Regular staff meetings are an important part of any successful business. When run efficiently they provide a forum for keeping everyone up to date and on the same page. They also allow us to head off potential problems before they begin causing damage.
We often fail to realize that at one level our marriage is a business.
A husband and wife are partners in the business of growing a strong marriage and home. Very few marriages, however, schedule regular business meetings to manage the work of their marriage. This is the intent of the “Working Date”.
A “Working Date ” is a regular hour block each week when a husband and wife come together to work on their marriage. In contrast to a “Fun Date” where no business is allowed, the working date is set aside to do the business of marriage.
Well run business meetings follow a set of rules or guidelines designed to keep them focused and efficient. Robert’s Rules of Order is the most common set of meeting guidelines. Robert’s Rules is too formal and restrictive, but good working dates follow these basic rules:
- Set aside a consistent hour in your week for a working date. Keep the time sacred, don’t allow other opportunities or commitments to crowd it out.

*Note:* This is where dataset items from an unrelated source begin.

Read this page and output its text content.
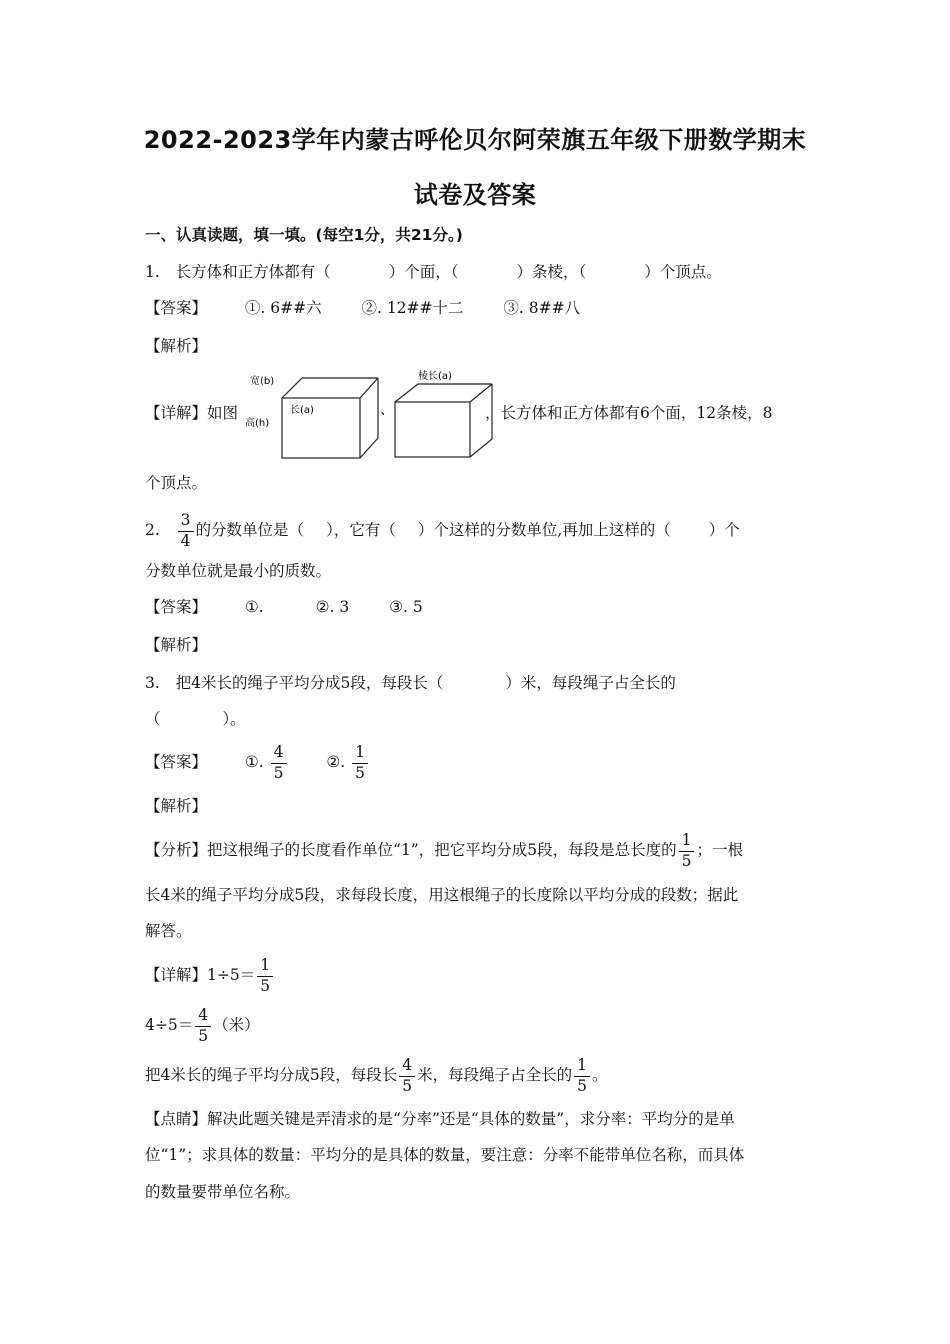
2022-2023学年内蒙古呼伦贝尔阿荣旗五年级下册数学期末
试卷及答案
一、认真读题，填一填。(每空1分，共21分。)
1. 长方体和正方体都有（	）个面，（	）条棱，（	）个顶点。
【答案】 ①. 6##六	②. 12##十二	③. 8##八
【解析】
【详解】如图
宽(b)
高(h)
长(a)	、
棱长(a)
，长方体和正方体都有6个面，12条棱，8
个顶点。
2. $\frac{3}{4}$ 的分数单位是（ ），它有（ ）个这样的分数单位,再加上这样的（ ）个
分数单位就是最小的质数。
【答案】 ①.	②. 3	③. 5
【解析】
3. 把4米长的绳子平均分成5段，每段长（	）米，每段绳子占全长的
（	）。
【答案】 ①. $\frac{4}{5}$	②. $\frac{1}{5}$
【解析】
【分析】把这根绳子的长度看作单位“1”，把它平均分成5段，每段是总长度的 $\frac{1}{5}$ ；一根
长4米的绳子平均分成5段，求每段长度，用这根绳子的长度除以平均分成的段数；据此
解答。
【详解】$1\div 5= \frac{1}{5}$
$4\div 5= \frac{4}{5}$ （米）
把4米长的绳子平均分成5段，每段长 $\frac{4}{5}$ 米，每段绳子占全长的 $\frac{1}{5}$ 。
【点睛】解决此题关键是弄清求的是“分率”还是“具体的数量”，求分率：平均分的是单
位“1”；求具体的数量：平均分的是具体的数量，要注意：分率不能带单位名称，而具体
的数量要带单位名称。
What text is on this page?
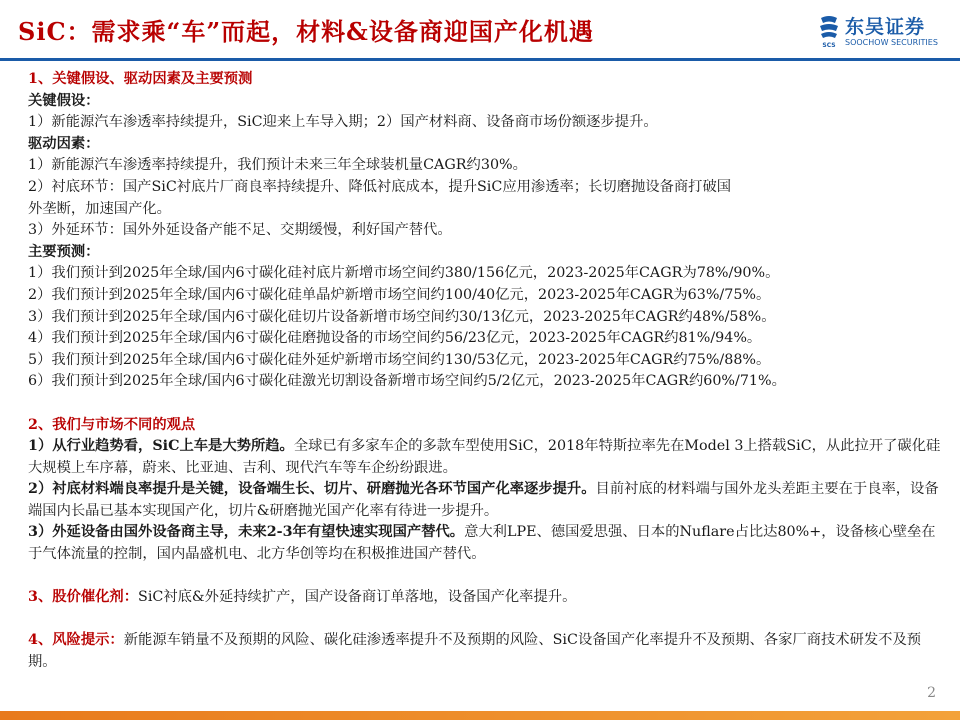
SiC：需求乘“车”而起，材料&设备商迎国产化机遇	SCS
东吴证券
SOOCHOW SECURITIES
1、关键假设、驱动因素及主要预测
关键假设：
1）新能源汽车渗透率持续提升，SiC迎来上车导入期；2）国产材料商、设备商市场份额逐步提升。
驱动因素：
1）新能源汽车渗透率持续提升，我们预计未来三年全球装机量CAGR约30%。
2）衬底环节：国产SiC衬底片厂商良率持续提升、降低衬底成本，提升SiC应用渗透率；长切磨抛设备商打破国
外垄断，加速国产化。
3）外延环节：国外外延设备产能不足、交期缓慢，利好国产替代。
主要预测：
1）我们预计到2025年全球/国内6寸碳化硅衬底片新增市场空间约380/156亿元，2023-2025年CAGR为78%/90%。
2）我们预计到2025年全球/国内6寸碳化硅单晶炉新增市场空间约100/40亿元，2023-2025年CAGR为63%/75%。
3）我们预计到2025年全球/国内6寸碳化硅切片设备新增市场空间约30/13亿元，2023-2025年CAGR约48%/58%。
4）我们预计到2025年全球/国内6寸碳化硅磨抛设备的市场空间约56/23亿元，2023-2025年CAGR约81%/94%。
5）我们预计到2025年全球/国内6寸碳化硅外延炉新增市场空间约130/53亿元，2023-2025年CAGR约75%/88%。
6）我们预计到2025年全球/国内6寸碳化硅激光切割设备新增市场空间约5/2亿元，2023-2025年CAGR约60%/71%。
2、我们与市场不同的观点
1）从行业趋势看，SiC上车是大势所趋。全球已有多家车企的多款车型使用SiC，2018年特斯拉率先在Model 3上搭载SiC，从此拉开了碳化硅大规模上车序幕，蔚来、比亚迪、吉利、现代汽车等车企纷纷跟进。
2）衬底材料端良率提升是关键，设备端生长、切片、研磨抛光各环节国产化率逐步提升。目前衬底的材料端与国外龙头差距主要在于良率，设备端国内长晶已基本实现国产化，切片&研磨抛光国产化率有待进一步提升。
3）外延设备由国外设备商主导，未来2-3年有望快速实现国产替代。意大利LPE、德国爱思强、日本的Nuflare占比达80%+，设备核心壁垒在于气体流量的控制，国内晶盛机电、北方华创等均在积极推进国产替代。
3、股价催化剂：SiC衬底&外延持续扩产，国产设备商订单落地，设备国产化率提升。
4、风险提示：新能源车销量不及预期的风险、碳化硅渗透率提升不及预期的风险、SiC设备国产化率提升不及预期、各家厂商技术研发不及预期。
2
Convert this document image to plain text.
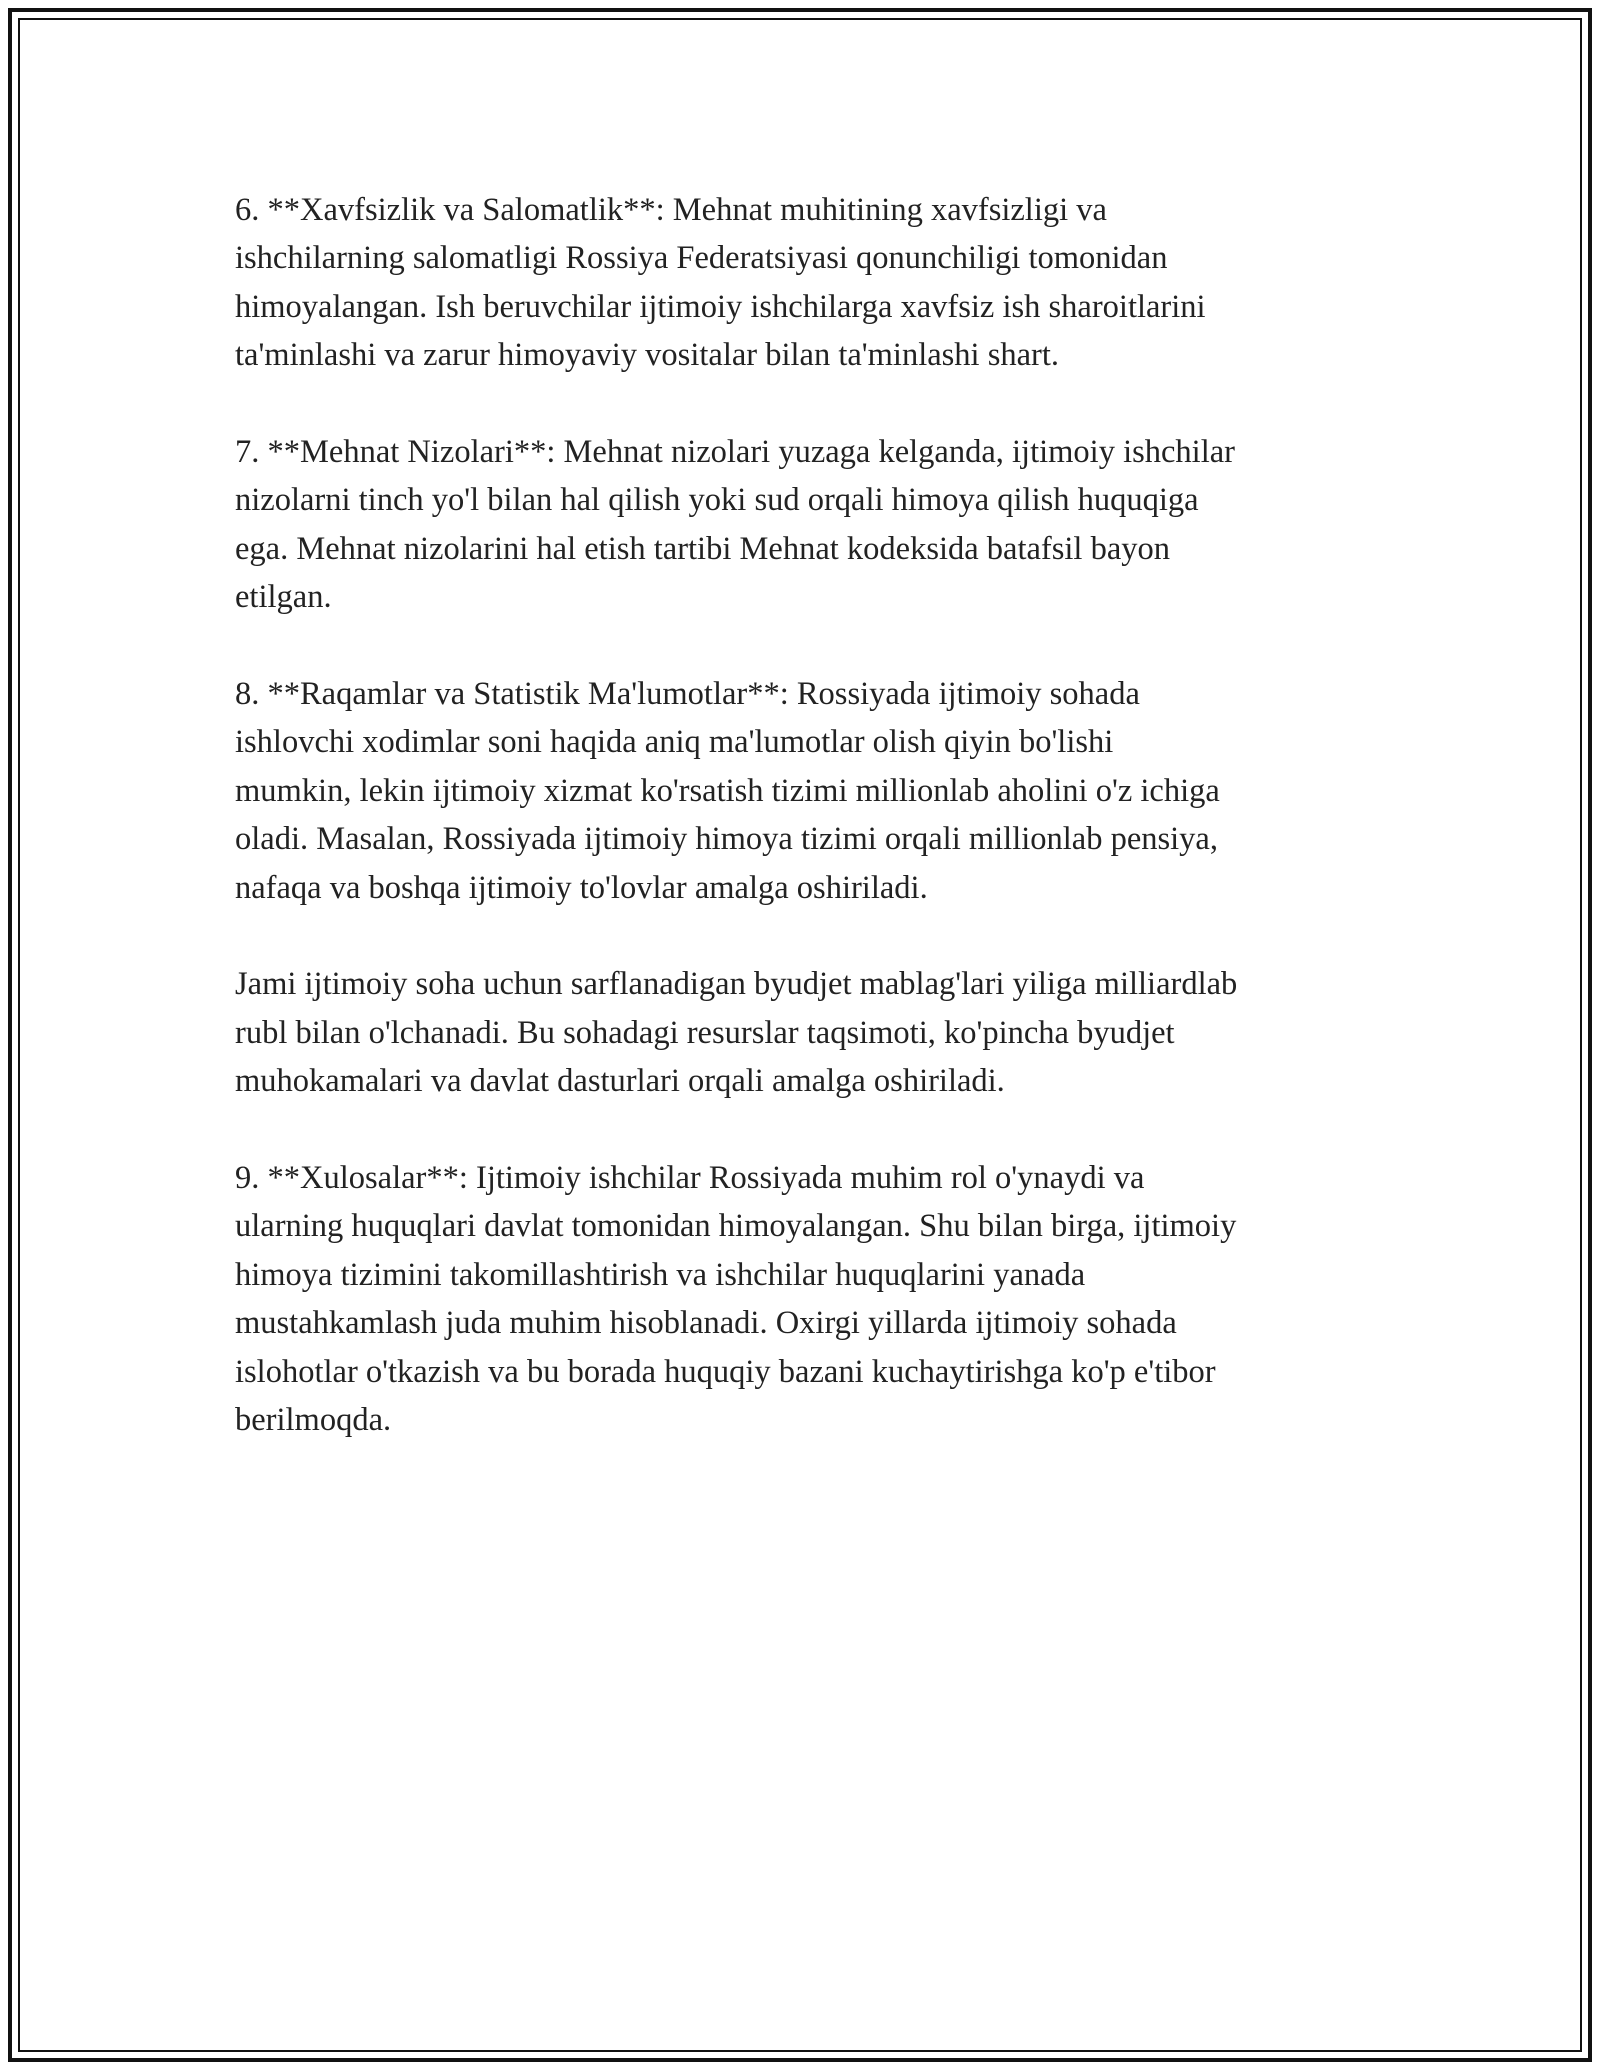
6. **Xavfsizlik va Salomatlik**: Mehnat muhitining xavfsizligi va
ishchilarning salomatligi Rossiya Federatsiyasi qonunchiligi tomonidan
himoyalangan. Ish beruvchilar ijtimoiy ishchilarga xavfsiz ish sharoitlarini
ta'minlashi va zarur himoyaviy vositalar bilan ta'minlashi shart.

7. **Mehnat Nizolari**: Mehnat nizolari yuzaga kelganda, ijtimoiy ishchilar
nizolarni tinch yo'l bilan hal qilish yoki sud orqali himoya qilish huquqiga
ega. Mehnat nizolarini hal etish tartibi Mehnat kodeksida batafsil bayon
etilgan.

8. **Raqamlar va Statistik Ma'lumotlar**: Rossiyada ijtimoiy sohada
ishlovchi xodimlar soni haqida aniq ma'lumotlar olish qiyin bo'lishi
mumkin, lekin ijtimoiy xizmat ko'rsatish tizimi millionlab aholini o'z ichiga
oladi. Masalan, Rossiyada ijtimoiy himoya tizimi orqali millionlab pensiya,
nafaqa va boshqa ijtimoiy to'lovlar amalga oshiriladi.

Jami ijtimoiy soha uchun sarflanadigan byudjet mablag'lari yiliga milliardlab
rubl bilan o'lchanadi. Bu sohadagi resurslar taqsimoti, ko'pincha byudjet
muhokamalari va davlat dasturlari orqali amalga oshiriladi.

9. **Xulosalar**: Ijtimoiy ishchilar Rossiyada muhim rol o'ynaydi va
ularning huquqlari davlat tomonidan himoyalangan. Shu bilan birga, ijtimoiy
himoya tizimini takomillashtirish va ishchilar huquqlarini yanada
mustahkamlash juda muhim hisoblanadi. Oxirgi yillarda ijtimoiy sohada
islohotlar o'tkazish va bu borada huquqiy bazani kuchaytirishga ko'p e'tibor
berilmoqda.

- Each spouse is responsible for getting themselves to the meeting on time. When scheduling a time, pick a place to meet. You can always move it, but have a standard meeting place. “We’ll meet every Tuesday at 8:45 (or right after the kids are in bed) at the dining room table.”
- Begin the meeting with an affirmation of each other. State something specific you have noticed in the last week that you appreciate in your spouse.
- Pray. Just a quick word of prayer that God would guide you through your working date should be sufficient to start you on the right track.
- Agree on an agenda. This might be from an ongoing list of items or it might be the “hot topic” of the week.
- Set a timer for 30 minutes (20 minutes if this is a particularly hot topic). Choosing a timer that will beep when the time is up frees you both from the task of monitoring the time.
- Begin the discussion. Take turns and use good communication skills (see IntimateMarriage.org for our recommendation). Call a “Time Out” if the conversation becomes too escalated.
- The timer going off is the equivalent of a 2 minute Time-Out. Both spouses go silent when the timer goes off. Take 2 minutes to reflect. Is the meeting going well? Are you actively listening to your spouse? Do you feel you are being heard? (Not do they agree with you, but have you been heard.) Are both of you calm enough to move forward?
- If either of you do not want to go forward, the meeting is over.
- If both feel you are making progress and agree to keep going, you can set the timer for another 30 minutes and continue the meeting.
- You CANNOT go past the second timer for ANY reason. This is a critical rule in the process that cannot be broken.
- If you have unfinished business at the end of your Working Date, it can either wait until next week’s meeting or you can schedule another Working Date. (No sooner than 6 hours.)
- End the Working Date with an affirmation (encouraging what each other did that worked well in your Working Date) and a prayer if you wish.